In looking at hospital bed management systems in Tasmania's three health regions, the audit found that separate systems existed in the three regions and varied in their capacity to assist bed managers to maximise the use of hospital beds in acute care hospitals, or to make better use of spare capacity at district hospitals. The report says there is a strong case for adoption of a single statewide bed management system. It also urged the DHHS to investigate why its average length of stay compares unfavourably with other jurisdictions. The report quotes an important statistic that highlights the importance of efficient bed management in our hospitals. It points out that a hospital bed is not just a physical resource as each bed has to be supported by adequate numbers of nurses and access to doctors and equipment. An audit in New South Wales in 2008 found that the annual cost of a hospital bed ranged from $135 000 to $375 000.

 

In looking at improved public health in the future, the report examined two areas of primary preventive health: vaccination and encouraging healthier lifestyle choices. It found that Tasmania has achieved high rates of vaccination and hence reduced the risk of children contracting related conditions. However, for chronic conditions, Tasmania's rates of illness were higher than the rest of Australia, although the rates have decreased over an eight-year period.
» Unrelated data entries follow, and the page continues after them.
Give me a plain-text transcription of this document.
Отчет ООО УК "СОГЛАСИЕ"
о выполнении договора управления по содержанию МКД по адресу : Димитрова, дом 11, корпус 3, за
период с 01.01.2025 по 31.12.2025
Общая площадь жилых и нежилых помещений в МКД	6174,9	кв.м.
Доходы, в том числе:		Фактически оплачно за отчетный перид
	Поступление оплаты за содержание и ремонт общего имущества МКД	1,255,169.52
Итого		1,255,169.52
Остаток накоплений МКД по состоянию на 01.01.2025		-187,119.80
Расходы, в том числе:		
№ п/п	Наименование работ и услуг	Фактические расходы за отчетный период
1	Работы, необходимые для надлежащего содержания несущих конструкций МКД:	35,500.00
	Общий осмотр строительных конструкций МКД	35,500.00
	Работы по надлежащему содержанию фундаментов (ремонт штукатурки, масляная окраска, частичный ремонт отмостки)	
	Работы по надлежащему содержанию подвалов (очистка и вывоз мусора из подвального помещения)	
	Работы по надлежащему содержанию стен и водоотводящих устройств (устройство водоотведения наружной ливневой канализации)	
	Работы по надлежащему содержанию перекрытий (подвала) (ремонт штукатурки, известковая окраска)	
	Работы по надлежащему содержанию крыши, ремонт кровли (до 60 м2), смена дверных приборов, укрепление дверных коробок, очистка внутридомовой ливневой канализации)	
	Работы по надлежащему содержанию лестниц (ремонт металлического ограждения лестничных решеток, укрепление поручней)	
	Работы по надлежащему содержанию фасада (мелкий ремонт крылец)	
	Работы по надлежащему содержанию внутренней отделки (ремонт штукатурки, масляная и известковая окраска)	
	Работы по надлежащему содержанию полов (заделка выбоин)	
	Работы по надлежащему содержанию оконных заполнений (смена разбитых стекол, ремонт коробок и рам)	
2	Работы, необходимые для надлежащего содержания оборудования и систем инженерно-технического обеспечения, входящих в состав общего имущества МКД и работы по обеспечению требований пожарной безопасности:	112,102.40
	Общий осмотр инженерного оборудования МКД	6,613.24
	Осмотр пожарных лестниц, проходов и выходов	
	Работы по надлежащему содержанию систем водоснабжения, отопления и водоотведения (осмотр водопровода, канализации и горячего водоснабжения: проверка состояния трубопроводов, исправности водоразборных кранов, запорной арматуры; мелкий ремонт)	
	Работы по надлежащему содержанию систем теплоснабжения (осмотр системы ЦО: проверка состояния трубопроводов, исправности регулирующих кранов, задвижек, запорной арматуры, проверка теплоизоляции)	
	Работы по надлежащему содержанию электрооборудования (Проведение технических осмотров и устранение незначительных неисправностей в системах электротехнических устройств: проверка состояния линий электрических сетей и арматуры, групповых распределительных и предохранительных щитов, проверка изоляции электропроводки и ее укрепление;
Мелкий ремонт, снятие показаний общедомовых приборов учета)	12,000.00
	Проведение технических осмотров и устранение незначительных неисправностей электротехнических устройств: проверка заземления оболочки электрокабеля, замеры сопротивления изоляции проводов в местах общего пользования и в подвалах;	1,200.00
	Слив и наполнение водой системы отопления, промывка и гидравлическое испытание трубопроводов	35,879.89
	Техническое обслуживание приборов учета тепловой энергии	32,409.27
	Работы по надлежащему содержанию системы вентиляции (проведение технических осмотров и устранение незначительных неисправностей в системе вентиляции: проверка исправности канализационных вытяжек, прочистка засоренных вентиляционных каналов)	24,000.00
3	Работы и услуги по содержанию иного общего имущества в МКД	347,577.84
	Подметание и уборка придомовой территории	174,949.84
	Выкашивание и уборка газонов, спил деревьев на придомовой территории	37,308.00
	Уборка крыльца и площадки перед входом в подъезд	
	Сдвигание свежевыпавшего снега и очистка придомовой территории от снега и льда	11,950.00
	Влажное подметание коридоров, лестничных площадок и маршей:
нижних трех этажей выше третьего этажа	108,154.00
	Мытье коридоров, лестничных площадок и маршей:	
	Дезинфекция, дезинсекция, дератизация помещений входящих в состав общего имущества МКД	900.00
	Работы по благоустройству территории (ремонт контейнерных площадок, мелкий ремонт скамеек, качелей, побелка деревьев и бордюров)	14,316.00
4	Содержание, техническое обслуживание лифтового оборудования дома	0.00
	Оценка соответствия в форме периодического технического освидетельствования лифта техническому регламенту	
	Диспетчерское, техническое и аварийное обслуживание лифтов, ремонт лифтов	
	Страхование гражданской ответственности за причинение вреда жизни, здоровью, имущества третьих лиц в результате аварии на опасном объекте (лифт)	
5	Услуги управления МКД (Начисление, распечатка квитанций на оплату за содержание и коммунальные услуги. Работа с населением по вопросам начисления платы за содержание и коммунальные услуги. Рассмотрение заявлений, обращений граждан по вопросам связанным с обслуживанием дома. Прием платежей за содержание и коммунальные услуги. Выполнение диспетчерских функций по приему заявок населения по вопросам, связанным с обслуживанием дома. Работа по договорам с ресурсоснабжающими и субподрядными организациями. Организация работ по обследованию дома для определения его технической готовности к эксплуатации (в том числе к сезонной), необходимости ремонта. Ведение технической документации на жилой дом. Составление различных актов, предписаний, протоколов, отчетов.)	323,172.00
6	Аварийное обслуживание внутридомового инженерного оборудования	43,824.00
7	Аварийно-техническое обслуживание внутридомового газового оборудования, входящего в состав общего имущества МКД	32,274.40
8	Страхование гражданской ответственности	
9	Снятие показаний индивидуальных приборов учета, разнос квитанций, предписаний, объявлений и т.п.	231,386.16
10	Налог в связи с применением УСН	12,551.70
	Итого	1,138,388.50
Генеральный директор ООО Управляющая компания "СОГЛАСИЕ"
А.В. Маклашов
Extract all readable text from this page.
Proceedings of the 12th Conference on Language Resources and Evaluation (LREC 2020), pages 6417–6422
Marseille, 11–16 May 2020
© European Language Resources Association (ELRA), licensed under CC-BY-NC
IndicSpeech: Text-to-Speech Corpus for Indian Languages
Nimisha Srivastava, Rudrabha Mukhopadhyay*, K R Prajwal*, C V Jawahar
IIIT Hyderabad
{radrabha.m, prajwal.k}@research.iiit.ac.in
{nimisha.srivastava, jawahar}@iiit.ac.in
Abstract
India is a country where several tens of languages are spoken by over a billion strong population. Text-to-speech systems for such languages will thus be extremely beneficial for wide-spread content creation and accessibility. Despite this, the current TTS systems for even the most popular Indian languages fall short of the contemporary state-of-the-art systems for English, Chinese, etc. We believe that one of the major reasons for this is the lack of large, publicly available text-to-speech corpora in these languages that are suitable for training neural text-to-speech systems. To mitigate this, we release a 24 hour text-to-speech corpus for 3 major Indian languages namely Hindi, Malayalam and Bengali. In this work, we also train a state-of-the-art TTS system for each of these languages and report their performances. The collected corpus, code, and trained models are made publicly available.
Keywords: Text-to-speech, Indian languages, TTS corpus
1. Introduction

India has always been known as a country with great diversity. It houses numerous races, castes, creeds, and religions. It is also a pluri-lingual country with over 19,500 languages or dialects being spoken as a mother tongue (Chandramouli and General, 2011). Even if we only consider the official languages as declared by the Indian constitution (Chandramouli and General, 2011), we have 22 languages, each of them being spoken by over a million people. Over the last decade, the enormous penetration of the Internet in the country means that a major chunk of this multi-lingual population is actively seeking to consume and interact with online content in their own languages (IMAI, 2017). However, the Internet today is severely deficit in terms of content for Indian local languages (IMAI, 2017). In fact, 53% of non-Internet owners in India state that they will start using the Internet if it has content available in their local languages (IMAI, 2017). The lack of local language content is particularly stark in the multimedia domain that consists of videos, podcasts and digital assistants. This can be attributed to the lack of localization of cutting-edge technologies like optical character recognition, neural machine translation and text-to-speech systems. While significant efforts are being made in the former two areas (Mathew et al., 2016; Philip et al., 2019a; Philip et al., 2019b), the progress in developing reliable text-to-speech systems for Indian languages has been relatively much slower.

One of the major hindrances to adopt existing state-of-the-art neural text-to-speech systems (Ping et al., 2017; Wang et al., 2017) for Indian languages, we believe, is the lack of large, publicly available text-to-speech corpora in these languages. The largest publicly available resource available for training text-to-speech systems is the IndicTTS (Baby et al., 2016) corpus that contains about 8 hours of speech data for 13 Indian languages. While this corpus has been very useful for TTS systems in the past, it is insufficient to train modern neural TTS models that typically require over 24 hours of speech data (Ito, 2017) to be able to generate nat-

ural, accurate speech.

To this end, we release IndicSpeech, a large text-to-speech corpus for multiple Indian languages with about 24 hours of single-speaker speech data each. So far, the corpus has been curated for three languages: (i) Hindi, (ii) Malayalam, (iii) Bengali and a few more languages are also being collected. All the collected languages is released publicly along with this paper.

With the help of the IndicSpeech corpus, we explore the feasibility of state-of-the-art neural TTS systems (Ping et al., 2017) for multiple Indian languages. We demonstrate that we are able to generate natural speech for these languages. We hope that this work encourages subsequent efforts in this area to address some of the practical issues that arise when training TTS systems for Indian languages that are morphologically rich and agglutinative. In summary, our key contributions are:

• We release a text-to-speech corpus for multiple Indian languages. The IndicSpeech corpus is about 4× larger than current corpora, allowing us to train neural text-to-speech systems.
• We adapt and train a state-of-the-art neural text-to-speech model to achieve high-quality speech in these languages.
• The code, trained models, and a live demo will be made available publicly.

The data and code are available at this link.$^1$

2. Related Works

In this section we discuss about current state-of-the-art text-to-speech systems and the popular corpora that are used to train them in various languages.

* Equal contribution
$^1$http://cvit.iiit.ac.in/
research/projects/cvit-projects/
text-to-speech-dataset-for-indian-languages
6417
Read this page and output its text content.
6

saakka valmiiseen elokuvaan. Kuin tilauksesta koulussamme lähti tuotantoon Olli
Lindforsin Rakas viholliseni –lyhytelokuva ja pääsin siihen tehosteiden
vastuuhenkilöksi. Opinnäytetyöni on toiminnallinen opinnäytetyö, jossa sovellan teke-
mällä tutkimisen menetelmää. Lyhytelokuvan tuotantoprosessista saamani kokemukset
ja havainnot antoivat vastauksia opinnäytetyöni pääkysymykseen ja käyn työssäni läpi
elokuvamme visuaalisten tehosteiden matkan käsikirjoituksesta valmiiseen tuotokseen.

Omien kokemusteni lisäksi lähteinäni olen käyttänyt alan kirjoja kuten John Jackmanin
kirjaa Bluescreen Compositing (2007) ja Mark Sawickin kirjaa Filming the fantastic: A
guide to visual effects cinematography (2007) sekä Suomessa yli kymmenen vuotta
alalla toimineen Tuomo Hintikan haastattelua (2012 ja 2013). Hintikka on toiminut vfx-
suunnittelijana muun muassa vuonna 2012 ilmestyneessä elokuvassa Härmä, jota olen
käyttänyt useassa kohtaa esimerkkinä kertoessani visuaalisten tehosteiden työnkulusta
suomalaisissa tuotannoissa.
Rates for smoking, alcohol misuse and overweight/obesity were higher than the rest of Australia. In the case of alcohol misuse and overweight/obesity, they were increasing in Tasmania.

 

The report cites a lot evidence to support the benefits of expenditure in primary preventive health. Smoking rates in Australia have dropped from 75 per cent to less than 20 per cent since the 1950s, although the rate in Tasmania was 25 per cent in 2007.

 

Deaths from cardiovascular disease have decreased dramatically. Every dollar invested in evidence-based prevention programs, that is, targeting smoking, physical activity and nutrition, delivers an estimated $5.60 in savings to the community within five years. From $1 to $5.60, that is a good rate of return.

 

Tasmania, as a participant in the commonwealth's National Partnership Agreement on Preventive Health, now extended to mid-2018, can access facilitation and a rewards payment by agreeing to strive for certain performance benchmarks.

 

The Australian Institute of Health and Welfare reported that for 2010-11, 6.7 per cent of all Tasmanian hospital admissions were potentially preventable.

 

The Auditor-General's report was certainly well received by DHHS. I quote from the secretary, Matthew Daly's, response:

The Department of Health and Human Services and the Tasmanian Health Organisations accept all of the recommendations in the report and anticipate that their implementation will contribute to the improvement of patient through-put and in preventing people acquiring chronic conditions through primary, preventive health strategies.

 

The presentation of this report sets a new standard. Not only is it well-written and readable, but its layout is crisp and focused. Unlike some of the reports that we have struggled through in the past, this one was indeed a pleasure. The Tasmanian Audit Office is presently working on four other performance and compliance audits: fraud control in local government; the Royal Hobart Hospital redevelopment; alcohol, tobacco and other drug services' five-year plan; and radio communication networks. If they turn out to be as well done as this one, Tasmania will have achieved some strong, new assets - assets which will lead to better government and better management of our services.

 

It is hard to quantify, but the Tasmanian Audit Office is making an important contribution to the wellbeing of Tasmanian society and the wellbeing of our community. Audit Office reports like this make a valuable contribution to good governance in Tasmania and we are all the richer for the contribution by the Auditor-General and his team, who make such fulsome presentations when we have the opportunity to go to their reports and I appreciate the way they present. The Auditor-General, Mike Blake, is bringing on his team to make those presentations individually and I appreciate them. I appreciate the work of the Auditor-General and his team and it is money well spent.